The Centers for Medicare and Medicaid Services (CMS) recently released Medicare physician payment data. As the pundits, the press, and analysts pore through the data, it reminds me of the need for context and, yes, the devilish details.
I once had an attorney tell me I obviously made too much money. Of course, this was as she was leaving our primary care office visit and I thought we were done. I stopped, sighed (internally), recalled my prior year income filing with the IRS, reflected on the fact that this year’s would probably be even less, and asked, “What makes you say that?” She continued: “You charge $65 an office visit, it says so on your bills, and you see about four patients an hour, so you make over $260 an hour, counting all the extra stuff you charge for. I only charge half that. So you make too much money.”
I see how you could come to that conclusion. Simple math, right? So I asked some straightforward questions.
“Were you aware that not one single insurer pays me the charge on the bill? Every single one pays much less, most close to half that and less than a third for Medicaid.
“How many staff did you see at the desk? Two receptionists to handle phone calls and check people in and out and collect co-pays and deductibles. A medical assistant to bring people into the room, check blood pressures, and do other clinical tasks. You don’t see my biller, she’s in the basement, nor my records technician, who makes sure all the information coming in gets scanned and entered into the EHR, nor the person in a back room who sits on the phone all day and does paperwork required for insurance authorizations, forms, and all the non-clinical stuff that comes with running a practice. Oh, and the office manager, who does all the tasks that anyone else is behind on, as well as managing the staff, payroll, health insurance, accounts, ordering, etc. For every provider in this office, we have about 3.3 full-time employees. How many employees do you have in your office?
“Do you know how much that little thingy I look in your ear with costs? The exam table? The paper for the exam table, and those nice cloth gowns we give you?
“Or that my overpaid job included being on call and available 24 hours every third day and every third weekend (with two associates at the time.) Not counting the 2½ years after I started the practice solo when I was on call 24/7/365.”
“Oh, and all those extra things you say I make money on? The money I get for shots looks like a lot, but when you subtract the cost of the vaccine, the time it takes for the medical assistant to draw it up and the cost of the syringe, needle, disposal of sharp nasty things in an OSHA compliant way, we actually lose money on every shot, even though you see money flowing in the form of payment.
“As an attorney, you have a desk, a PC, a receptionist, and one consulting room.

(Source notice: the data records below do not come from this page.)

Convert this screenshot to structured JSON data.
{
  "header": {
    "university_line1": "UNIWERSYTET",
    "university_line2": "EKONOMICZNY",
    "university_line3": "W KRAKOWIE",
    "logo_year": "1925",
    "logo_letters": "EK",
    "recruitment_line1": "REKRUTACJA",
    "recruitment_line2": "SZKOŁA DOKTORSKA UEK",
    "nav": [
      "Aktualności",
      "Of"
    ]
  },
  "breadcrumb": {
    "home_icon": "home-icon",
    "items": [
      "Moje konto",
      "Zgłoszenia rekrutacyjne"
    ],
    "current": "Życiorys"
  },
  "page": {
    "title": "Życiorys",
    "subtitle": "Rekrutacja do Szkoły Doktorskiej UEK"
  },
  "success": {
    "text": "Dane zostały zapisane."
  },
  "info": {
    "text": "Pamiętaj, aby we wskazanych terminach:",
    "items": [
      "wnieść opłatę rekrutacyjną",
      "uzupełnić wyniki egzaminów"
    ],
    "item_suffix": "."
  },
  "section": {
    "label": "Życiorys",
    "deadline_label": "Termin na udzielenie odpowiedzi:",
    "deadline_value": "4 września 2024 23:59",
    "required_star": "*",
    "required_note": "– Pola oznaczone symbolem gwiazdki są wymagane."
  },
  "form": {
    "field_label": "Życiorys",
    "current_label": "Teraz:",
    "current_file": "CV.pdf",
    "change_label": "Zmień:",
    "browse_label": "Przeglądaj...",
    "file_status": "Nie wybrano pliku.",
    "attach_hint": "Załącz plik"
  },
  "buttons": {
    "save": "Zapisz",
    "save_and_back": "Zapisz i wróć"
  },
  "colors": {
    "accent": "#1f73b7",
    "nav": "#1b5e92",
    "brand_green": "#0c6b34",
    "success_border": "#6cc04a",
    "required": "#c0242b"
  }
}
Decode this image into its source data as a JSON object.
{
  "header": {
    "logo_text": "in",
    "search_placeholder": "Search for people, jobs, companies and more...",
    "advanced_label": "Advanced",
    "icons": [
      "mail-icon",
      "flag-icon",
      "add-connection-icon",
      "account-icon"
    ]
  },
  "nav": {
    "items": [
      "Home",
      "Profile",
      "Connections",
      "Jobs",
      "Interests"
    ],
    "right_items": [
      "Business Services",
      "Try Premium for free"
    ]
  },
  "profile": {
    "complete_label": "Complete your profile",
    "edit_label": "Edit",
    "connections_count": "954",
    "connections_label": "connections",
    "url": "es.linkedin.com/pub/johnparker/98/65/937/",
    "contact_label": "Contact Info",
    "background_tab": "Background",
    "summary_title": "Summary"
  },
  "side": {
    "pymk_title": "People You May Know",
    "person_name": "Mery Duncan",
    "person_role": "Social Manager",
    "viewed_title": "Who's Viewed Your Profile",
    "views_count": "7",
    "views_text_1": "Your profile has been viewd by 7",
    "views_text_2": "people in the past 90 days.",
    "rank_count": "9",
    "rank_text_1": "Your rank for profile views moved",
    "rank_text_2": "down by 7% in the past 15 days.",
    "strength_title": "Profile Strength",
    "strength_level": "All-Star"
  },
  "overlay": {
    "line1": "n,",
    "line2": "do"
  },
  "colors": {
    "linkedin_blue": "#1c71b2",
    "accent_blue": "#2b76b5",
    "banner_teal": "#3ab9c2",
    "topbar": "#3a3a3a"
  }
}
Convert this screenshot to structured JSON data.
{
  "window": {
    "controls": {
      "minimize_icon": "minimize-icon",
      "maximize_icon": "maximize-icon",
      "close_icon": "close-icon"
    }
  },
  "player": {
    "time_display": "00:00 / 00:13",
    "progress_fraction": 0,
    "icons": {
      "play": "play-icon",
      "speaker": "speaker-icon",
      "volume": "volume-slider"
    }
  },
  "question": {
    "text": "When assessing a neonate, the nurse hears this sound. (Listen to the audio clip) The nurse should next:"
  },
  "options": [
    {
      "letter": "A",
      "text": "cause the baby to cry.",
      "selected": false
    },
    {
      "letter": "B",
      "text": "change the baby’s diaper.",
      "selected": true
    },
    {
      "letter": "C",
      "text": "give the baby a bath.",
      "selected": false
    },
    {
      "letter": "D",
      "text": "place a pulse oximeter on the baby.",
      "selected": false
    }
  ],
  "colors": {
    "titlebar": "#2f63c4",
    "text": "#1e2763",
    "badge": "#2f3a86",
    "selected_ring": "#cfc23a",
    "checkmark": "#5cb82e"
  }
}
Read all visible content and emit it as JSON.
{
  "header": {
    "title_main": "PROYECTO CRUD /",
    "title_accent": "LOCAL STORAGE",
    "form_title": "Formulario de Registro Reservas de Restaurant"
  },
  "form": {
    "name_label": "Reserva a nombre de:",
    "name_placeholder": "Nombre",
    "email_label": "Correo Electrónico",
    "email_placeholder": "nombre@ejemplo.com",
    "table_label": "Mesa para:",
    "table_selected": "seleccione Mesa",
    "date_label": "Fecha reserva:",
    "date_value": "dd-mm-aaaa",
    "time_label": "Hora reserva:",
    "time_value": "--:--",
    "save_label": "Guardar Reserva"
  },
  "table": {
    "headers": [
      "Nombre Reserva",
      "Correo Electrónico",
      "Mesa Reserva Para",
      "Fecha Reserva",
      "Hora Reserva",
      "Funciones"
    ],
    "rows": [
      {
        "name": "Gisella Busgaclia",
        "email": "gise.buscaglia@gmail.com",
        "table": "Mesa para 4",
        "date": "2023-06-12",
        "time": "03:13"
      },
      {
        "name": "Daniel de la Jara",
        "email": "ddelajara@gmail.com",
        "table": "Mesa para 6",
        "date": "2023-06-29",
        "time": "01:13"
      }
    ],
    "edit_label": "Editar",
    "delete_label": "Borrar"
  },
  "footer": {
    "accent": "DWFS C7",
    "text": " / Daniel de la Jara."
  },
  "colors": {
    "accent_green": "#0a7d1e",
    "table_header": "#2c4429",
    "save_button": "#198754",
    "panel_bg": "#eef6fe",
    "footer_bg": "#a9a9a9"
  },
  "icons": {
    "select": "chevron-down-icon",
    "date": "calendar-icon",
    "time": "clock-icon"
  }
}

We have three for every provider, each of which has to have a PC, exam table, and instruments. We haven’t even discussed the one room with the power table we use for procedures on older folks who can’t scoot onto a normal exam table. Do you have any idea what that costs to buy and maintain that alone?
“Let’s not count the fact that I don’t always see four patients an hour, and three 20-minute visits actually pay less than four 15-minute visits.”
I didn’t bother telling her that we actually lose money on some of the “expensive procedures” we do because the cost of the equipment, cleaning time, etc., costs us more than we were reimbursed. But at that time, we did them anyway because it was the right thing to do.
I did, however, remind her that our malpractice bill was about $10 for every office hour, and that along with rent and everything else had to be paid in order to see a single patient.
Money in does not equal money in a physician’s pocket
Let’s pause for a second here. Most physicians are not poor, so I’m not going to say collectively we don’t make any money. But before you draw conclusions about anything, look carefully at the facts. Don’t just look at what a payer pays, but also look at your expenses.
Money in does not equal money in a physician’s pocket. Of all the specialties, primary care is the lowest-paid specialty, and that’s what drove me out of primary care and into administration, where I fight to fix that issue.
As my physician son says: “You always worked too hard and never made enough money.” He went into surgery, but that’s another story.